Campagne de Belgique
Plan
Contraint à engager une dernière lutte contre l’Europe, Napoléon, secondé par Davout, ministre de la Guerre, a pu, en quelques semaines, porter l’armée active à 200 000 hommes, et former une armée auxiliaire de 222 000. Mais la défense des frontières de l’Est et des Pyrénées, la surveillance de la Vendée, la garde des places fortes ne lui laissent que 124 000 hommes, pour prendre l’offensive en Belgique, où Wellington avec 93 000 hommes autour de Bruxelles, et Blücher avec 117 000 hommes autour de Namur, forment l’avant-garde de la Coalition. La concentration des forces françaises se fait vers la Sambre, avec une promptitude et une précision remarquables (Soult, chef d’état-major général) ; le 15 juin au matin, l’ennemi ignore encore la présence de cette dernière « Grande-Armée », au moment où celle-ci force la Sambre et enlève Charleroi(1). Le corps de Ziethen doit, après un vif engagement à Gilly, abandonner la position de Fleurus.
Le plan de l’Empereur est d’une simplicité puissante. Il s’est jeté entre les Prussiens et les Anglais Il va lancer sa droite (Grouchy commandant la cavalerie, les corps de Gérard et de Vandamme) contre Blücher, sa gauche (Ney, ayant sous ses ordres Reille et Drouet d’Erlon), contre les Anglais ; lui-même avec Lobau et la garde aidera Grouchy à détruire l’armée prussienne ; il se portera ensuite contre les Anglais pour rendre l’action de Ney décisive. Le plan sera suivi dans ses grandes lignes ; mais des défaillances nombreuses dans la direction et l’exécution rendront les succès incomplets et le dénouement désastreux.
OPERATIONS DE LA DROITE : CONTRE LES PRUSSIENS .

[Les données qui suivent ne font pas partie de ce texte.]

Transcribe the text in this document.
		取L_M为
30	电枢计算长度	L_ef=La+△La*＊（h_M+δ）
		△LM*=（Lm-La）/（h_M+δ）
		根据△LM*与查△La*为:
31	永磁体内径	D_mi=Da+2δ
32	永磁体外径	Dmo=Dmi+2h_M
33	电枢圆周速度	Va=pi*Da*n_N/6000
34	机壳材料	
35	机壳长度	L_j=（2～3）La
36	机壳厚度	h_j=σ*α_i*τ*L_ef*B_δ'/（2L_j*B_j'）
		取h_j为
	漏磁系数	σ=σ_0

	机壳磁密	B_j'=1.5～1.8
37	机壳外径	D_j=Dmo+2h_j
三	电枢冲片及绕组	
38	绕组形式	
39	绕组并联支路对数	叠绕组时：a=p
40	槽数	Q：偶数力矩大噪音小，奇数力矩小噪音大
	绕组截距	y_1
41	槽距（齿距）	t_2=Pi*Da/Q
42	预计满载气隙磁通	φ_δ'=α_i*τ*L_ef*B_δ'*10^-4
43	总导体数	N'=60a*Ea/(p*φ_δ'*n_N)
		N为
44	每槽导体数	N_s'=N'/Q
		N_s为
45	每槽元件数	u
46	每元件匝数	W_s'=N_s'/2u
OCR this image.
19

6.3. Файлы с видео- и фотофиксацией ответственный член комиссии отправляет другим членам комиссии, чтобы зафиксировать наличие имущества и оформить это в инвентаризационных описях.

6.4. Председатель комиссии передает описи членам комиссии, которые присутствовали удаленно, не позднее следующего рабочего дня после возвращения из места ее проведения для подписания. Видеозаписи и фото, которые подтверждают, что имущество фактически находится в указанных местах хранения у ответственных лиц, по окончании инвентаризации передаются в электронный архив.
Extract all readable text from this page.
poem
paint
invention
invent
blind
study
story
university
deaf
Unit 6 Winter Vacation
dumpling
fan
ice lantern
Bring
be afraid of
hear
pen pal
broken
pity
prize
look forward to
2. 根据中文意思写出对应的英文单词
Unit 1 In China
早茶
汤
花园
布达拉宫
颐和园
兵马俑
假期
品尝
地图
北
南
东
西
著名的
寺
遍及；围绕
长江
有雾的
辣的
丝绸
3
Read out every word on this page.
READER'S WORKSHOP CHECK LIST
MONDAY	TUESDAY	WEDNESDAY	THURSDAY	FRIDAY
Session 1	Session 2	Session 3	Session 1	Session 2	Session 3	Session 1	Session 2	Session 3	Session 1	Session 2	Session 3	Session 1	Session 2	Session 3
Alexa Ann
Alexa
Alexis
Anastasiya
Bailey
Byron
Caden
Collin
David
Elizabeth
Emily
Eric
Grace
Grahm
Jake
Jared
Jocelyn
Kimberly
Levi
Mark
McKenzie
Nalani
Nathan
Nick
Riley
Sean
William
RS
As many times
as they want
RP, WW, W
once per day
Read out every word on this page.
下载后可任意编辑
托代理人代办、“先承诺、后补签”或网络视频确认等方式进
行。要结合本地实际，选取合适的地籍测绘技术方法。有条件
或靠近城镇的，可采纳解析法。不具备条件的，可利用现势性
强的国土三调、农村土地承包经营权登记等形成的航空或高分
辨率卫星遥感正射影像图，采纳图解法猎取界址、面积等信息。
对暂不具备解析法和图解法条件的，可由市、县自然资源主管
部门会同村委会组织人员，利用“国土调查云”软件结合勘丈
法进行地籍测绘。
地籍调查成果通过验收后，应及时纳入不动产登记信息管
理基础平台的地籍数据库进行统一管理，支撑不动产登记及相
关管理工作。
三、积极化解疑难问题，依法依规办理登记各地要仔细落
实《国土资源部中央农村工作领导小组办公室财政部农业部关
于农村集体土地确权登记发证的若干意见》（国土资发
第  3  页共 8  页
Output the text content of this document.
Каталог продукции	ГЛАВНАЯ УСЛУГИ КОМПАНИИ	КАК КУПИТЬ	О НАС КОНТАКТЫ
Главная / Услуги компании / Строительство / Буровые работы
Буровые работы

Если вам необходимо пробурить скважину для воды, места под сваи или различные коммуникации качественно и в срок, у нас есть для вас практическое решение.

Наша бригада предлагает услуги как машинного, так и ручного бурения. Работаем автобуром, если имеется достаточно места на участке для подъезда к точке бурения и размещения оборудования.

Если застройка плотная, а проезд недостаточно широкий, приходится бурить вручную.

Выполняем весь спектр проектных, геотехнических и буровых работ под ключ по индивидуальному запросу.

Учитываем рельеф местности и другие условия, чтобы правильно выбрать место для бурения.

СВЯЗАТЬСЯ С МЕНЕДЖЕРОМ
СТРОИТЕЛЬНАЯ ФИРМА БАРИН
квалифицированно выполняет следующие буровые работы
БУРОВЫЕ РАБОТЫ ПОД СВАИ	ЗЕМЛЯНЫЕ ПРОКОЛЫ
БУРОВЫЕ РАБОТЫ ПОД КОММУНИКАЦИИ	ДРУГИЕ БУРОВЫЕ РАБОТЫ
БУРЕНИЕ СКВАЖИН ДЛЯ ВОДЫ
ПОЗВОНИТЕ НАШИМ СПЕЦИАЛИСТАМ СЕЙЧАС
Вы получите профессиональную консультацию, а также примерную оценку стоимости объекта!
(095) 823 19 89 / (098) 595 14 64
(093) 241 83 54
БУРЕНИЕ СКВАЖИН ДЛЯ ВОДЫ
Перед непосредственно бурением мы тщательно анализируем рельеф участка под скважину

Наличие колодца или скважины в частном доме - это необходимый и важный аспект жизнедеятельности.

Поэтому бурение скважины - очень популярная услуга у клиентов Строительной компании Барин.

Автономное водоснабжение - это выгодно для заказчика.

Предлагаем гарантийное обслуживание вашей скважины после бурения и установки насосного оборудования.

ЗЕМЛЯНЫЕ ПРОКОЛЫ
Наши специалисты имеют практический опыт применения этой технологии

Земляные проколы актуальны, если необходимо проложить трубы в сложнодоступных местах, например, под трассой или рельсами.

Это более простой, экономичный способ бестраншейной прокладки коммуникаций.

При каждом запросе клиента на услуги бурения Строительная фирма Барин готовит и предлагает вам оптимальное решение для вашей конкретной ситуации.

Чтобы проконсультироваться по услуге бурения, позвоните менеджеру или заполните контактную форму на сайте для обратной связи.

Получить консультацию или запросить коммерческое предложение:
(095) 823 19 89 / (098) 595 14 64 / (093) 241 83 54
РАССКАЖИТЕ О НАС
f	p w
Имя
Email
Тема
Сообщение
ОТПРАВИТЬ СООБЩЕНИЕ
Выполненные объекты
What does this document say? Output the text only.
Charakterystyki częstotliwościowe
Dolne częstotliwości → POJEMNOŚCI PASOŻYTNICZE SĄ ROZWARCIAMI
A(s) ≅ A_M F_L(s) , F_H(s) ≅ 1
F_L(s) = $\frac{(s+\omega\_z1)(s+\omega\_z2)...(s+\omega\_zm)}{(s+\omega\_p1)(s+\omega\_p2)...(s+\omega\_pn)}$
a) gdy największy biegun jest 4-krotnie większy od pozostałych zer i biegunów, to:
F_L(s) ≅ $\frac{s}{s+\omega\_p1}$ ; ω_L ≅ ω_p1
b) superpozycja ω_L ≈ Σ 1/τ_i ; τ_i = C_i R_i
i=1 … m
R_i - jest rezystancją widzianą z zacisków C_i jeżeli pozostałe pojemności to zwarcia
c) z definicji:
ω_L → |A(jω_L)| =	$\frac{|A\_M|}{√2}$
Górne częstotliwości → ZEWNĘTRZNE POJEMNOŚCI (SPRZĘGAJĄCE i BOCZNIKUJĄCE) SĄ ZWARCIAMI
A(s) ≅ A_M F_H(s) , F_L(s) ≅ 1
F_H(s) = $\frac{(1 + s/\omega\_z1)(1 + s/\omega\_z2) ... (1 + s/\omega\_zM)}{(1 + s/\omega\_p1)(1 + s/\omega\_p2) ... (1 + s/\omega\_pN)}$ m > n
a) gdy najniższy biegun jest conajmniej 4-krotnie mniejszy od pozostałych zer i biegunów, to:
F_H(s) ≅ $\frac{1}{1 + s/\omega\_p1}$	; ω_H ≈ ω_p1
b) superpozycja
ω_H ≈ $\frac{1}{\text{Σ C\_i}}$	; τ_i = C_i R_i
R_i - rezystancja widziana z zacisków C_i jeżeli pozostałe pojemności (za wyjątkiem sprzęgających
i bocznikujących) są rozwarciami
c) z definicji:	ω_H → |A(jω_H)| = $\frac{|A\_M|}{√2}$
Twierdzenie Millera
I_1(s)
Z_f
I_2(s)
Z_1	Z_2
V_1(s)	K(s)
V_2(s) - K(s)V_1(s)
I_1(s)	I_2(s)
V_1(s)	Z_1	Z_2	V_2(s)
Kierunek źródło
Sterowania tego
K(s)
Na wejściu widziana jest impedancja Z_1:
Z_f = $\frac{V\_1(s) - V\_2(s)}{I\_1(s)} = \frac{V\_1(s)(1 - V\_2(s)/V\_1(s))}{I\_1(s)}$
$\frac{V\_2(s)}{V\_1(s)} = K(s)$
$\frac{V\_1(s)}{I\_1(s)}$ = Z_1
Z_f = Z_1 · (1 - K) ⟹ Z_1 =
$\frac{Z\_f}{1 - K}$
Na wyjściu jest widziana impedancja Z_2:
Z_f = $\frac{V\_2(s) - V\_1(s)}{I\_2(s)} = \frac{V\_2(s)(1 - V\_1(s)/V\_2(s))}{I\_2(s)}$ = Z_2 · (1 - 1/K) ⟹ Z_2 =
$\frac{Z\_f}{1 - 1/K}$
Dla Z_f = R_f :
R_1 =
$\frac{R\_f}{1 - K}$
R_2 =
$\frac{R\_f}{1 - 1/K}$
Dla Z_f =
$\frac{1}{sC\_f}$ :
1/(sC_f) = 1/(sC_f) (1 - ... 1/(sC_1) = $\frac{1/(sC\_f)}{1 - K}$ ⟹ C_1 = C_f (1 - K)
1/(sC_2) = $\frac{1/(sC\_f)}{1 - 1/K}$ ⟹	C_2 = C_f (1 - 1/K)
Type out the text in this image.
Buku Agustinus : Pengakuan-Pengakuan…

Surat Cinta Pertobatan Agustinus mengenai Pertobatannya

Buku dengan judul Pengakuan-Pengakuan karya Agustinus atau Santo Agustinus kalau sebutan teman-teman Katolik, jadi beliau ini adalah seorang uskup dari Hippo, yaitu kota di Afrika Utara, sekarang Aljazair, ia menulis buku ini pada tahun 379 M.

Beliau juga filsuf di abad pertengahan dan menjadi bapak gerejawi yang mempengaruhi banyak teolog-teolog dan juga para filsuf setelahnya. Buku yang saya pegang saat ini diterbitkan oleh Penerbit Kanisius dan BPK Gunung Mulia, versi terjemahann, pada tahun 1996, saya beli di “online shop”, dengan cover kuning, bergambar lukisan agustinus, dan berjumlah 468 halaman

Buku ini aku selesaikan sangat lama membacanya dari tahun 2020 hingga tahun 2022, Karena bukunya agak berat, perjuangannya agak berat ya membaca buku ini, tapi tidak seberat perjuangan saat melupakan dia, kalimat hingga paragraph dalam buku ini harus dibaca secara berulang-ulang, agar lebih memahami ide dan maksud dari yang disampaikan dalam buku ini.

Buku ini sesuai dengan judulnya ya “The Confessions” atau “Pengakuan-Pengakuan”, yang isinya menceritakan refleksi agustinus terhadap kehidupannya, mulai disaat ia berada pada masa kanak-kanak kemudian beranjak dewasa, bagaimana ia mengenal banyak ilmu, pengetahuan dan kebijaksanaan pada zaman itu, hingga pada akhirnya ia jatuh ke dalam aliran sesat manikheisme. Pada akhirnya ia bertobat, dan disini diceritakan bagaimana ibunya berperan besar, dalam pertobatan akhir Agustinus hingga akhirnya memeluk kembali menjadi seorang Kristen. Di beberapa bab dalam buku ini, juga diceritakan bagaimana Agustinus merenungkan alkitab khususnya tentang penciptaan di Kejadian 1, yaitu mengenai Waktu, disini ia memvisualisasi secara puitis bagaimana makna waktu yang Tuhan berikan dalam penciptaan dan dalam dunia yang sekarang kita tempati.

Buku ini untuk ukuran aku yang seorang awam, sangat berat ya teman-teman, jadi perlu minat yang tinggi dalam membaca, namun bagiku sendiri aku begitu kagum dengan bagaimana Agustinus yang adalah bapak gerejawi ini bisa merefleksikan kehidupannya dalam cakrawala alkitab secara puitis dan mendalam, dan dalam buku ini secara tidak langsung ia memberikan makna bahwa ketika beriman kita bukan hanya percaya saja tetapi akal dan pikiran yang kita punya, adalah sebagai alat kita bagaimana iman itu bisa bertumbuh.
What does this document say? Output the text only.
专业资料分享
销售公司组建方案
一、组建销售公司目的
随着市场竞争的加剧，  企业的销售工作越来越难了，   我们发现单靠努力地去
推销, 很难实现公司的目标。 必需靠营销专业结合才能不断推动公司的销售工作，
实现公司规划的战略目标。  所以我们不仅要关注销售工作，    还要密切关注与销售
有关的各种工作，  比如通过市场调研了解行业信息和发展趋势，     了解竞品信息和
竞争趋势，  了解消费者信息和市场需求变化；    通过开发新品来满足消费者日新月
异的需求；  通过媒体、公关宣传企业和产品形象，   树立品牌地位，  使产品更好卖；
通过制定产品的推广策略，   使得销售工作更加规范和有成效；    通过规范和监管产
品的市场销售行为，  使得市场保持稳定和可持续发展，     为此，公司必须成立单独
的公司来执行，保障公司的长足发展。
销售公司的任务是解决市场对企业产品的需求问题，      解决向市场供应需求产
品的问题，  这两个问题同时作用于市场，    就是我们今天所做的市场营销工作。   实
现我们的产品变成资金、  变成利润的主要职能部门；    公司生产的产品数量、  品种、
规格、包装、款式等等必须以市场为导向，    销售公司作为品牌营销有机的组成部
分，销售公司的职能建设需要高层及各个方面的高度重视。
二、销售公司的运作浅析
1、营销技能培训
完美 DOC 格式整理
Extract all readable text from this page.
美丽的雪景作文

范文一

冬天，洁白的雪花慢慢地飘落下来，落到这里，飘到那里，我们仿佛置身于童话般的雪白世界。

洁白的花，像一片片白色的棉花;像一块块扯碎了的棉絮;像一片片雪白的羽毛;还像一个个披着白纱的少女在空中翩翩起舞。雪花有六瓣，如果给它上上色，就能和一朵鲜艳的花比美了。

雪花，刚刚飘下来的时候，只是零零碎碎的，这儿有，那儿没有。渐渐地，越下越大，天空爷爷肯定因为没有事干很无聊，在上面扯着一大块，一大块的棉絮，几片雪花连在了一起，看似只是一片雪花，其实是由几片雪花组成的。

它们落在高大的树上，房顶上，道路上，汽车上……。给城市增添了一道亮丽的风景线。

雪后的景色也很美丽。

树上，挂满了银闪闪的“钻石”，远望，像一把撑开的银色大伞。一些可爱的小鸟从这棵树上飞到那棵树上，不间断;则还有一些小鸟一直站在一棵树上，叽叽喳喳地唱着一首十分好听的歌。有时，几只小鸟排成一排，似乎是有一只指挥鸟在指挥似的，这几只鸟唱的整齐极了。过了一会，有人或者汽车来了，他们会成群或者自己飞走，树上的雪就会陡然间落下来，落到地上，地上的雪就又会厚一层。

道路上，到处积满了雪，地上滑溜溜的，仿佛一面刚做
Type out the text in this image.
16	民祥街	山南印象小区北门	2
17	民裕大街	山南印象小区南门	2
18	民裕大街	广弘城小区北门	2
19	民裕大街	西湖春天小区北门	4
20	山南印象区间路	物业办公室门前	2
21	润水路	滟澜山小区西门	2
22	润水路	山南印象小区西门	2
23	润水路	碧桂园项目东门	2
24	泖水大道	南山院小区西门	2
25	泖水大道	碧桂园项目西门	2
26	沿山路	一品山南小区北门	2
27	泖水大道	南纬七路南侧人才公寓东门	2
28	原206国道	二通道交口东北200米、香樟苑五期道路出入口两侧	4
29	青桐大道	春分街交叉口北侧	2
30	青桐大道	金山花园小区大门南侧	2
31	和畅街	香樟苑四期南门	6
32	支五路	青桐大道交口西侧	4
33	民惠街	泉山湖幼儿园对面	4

La bataille contre les Prussiens (16 juin) ne commence qu’à 3 heures de l’après-midi. Elle est furieuse dans le village de Saint-Amande (Vandamme), et sur le ruisseau de Ligny (Gérard). Napoléon attend vainement l’intervention de Ney auquel il a ordonné de se porter sur les derrières de l’ennemi, ou au moins celle de Drouet d’Erlon (ordre et contre-ordre, marche et retraite) ; le soir seulement il lance sa garde sur les Prussiens, qui se retirent décimés, mais en bon ordre (Blücher blessé). Par suite, le 17, l’Empereur attache Grouchy (avec Gérard et Vandamme) à la poursuite de cette armée vaincue, mais non détruite. Du temps fut perdu, des ordres peu précis donnés, une faute commise, dont les responsabilités sont difficiles à établir. A Gembloux, le 17, à Walhain, le 18, Grouchy perdit la trace de Blücher, qu’il croyait en retraite sur Liège et qui, par Wavre, cherchait à prendre contact avec Wellington.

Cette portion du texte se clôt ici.